Cement exports face major cancellations 

Parul Monga & Sarad Saraf  
Cement prices are expected to remain depressed for the next few months. Adding to the general problem of weak demand is the recent trend of large-scale cancellation of exports which will add--though marginally-- to the oversupply situation in the domestic market. Free-on-board prices of cement in the international market have fallen from $50 per tonne to $24 per tonne on the back of lower demand.

Prices in the international market are further expected to fall to $20 per tonne, thereby belying hopes of a revival of exports in the near future. The south-east Asian crisis, which is adversely affecting the whole range of industries, will have a small impact on this industry as well. Indian exports, which were at 3.7 million tonnes last year, are expected to further go down as demand from this region has fallen.

With exports of cement and clinker being hit, the same amount of cement will be available for sale in the domestic market. This means that the industry, which is already facing domestic oversupply,will have to deal with this spillover effect as well.

Moreover, the expansions going on in this industry will lead to an additional capacity of about eight million tonnes this year. Domestic oversupply and falling exports will force a further shutting down of mini-cement plants and many them are likely to be put up for sale.

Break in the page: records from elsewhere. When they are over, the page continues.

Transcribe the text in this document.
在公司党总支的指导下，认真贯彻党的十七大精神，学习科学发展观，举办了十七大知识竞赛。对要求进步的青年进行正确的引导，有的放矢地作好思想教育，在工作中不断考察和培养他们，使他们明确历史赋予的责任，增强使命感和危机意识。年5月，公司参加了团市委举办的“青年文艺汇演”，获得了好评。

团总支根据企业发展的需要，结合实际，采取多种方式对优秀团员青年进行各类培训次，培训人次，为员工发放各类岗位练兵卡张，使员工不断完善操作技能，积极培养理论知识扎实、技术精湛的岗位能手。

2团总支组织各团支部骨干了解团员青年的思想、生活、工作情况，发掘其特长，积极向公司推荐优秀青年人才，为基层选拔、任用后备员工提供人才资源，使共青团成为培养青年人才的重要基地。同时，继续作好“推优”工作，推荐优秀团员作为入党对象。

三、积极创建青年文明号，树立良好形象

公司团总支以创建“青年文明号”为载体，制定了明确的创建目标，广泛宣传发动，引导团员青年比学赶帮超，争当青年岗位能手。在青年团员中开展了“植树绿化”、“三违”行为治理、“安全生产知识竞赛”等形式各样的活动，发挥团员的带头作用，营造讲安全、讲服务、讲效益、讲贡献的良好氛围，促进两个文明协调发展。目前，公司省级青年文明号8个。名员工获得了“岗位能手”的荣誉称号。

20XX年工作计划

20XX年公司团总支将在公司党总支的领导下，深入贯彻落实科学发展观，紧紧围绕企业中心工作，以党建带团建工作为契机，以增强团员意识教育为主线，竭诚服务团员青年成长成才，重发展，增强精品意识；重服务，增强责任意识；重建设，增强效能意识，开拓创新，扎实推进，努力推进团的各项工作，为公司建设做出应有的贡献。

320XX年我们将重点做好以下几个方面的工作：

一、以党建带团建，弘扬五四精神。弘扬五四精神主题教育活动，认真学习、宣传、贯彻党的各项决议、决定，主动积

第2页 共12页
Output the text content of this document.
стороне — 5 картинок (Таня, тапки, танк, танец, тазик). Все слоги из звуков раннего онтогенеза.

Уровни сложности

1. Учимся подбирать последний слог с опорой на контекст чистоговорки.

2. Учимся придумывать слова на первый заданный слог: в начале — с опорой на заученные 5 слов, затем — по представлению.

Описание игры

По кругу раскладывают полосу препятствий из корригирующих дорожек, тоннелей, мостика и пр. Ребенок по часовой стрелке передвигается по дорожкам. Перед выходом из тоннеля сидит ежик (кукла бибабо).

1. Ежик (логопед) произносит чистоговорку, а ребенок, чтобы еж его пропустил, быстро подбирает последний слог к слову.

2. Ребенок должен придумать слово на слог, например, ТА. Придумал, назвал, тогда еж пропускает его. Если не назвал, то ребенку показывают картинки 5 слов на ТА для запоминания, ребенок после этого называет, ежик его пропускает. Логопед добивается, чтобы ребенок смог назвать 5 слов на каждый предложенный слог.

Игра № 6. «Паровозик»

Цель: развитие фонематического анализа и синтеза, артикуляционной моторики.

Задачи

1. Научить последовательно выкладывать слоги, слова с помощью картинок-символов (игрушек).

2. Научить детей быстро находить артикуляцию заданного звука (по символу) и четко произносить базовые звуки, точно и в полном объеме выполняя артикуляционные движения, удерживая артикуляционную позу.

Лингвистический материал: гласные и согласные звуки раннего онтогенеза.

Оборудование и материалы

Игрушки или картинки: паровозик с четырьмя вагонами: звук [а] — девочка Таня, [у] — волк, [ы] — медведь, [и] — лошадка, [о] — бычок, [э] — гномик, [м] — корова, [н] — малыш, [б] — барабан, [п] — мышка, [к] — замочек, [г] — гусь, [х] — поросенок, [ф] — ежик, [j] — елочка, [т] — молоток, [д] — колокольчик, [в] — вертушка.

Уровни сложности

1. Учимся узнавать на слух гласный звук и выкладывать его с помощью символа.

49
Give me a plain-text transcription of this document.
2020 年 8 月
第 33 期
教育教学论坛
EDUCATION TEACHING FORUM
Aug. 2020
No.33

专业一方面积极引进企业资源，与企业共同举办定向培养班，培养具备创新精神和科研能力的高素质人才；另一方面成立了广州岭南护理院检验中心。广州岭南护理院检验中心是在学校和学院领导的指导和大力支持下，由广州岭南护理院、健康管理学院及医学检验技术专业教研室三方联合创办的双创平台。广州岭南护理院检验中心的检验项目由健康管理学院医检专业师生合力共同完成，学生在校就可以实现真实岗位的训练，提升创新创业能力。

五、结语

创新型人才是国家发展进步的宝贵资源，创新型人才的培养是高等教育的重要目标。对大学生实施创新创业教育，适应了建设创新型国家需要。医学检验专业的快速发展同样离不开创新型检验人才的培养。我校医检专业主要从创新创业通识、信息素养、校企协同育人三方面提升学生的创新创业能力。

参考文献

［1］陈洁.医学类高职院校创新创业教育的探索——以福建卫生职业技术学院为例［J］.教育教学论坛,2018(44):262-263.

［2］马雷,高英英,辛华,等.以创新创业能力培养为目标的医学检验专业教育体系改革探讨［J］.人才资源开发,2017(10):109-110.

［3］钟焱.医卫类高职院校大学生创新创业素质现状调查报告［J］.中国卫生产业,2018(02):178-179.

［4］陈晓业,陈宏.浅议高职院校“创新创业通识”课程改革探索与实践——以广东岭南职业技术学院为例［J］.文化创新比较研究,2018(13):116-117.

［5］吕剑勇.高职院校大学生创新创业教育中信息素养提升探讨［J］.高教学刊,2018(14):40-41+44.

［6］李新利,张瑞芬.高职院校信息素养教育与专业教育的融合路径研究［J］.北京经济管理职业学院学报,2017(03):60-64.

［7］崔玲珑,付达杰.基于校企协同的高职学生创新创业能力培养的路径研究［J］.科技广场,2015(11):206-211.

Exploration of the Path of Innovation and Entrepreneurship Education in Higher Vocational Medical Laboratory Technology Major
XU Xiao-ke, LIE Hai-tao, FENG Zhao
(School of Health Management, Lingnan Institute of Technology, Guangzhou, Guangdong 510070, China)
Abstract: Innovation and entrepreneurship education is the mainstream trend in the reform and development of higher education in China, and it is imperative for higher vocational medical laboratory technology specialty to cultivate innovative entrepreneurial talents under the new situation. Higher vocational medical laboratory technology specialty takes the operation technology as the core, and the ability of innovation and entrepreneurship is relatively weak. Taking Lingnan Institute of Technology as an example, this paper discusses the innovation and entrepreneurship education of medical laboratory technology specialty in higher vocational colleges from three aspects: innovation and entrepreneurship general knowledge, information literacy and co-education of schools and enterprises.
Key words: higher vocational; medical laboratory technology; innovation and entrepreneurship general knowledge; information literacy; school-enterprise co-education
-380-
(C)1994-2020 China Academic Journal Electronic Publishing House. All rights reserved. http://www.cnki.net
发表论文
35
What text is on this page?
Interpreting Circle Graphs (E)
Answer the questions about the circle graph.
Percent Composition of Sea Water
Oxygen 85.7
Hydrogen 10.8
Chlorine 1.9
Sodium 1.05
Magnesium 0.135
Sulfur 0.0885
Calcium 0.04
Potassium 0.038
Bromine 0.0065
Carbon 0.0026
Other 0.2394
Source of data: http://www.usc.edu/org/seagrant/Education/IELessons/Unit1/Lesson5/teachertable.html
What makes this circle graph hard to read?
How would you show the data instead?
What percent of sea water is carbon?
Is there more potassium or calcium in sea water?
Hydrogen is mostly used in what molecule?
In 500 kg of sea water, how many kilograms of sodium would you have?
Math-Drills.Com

The first half results of cement manufacturers already show the depressed state of this industry for which the sales have fallen by two percent over last year.

The interest component has increased by 15 per cent and the rate of depreciation has also increased for this industry by another 13 per cent.The severe supply/demand imbalance facing the industry has depressed realisations at a time when cement has suffered sharp increases in several administered cost elements. The general industry outlook is that very few of the huge number of cement projects announced will see the light of day.

The need for captive infrastructure is absorbing cash that would otherwise have been used fornew capacity.

The diversion of cash accruals to building captive infrastructure (mainly power) will add to the woes of this industry. Currently, this highly fragmented industry is seeing a spate of mergers and acquisitions and undergoing a process of consolidation.

Analysts say that second half of 1998-99 will see a situation of deficit emerging in the east. Madhya Pradesh is the dominant supplier in this region with some 19.5 million tonnes production, but years of poor cash accruals have taken their toll on the players in this region.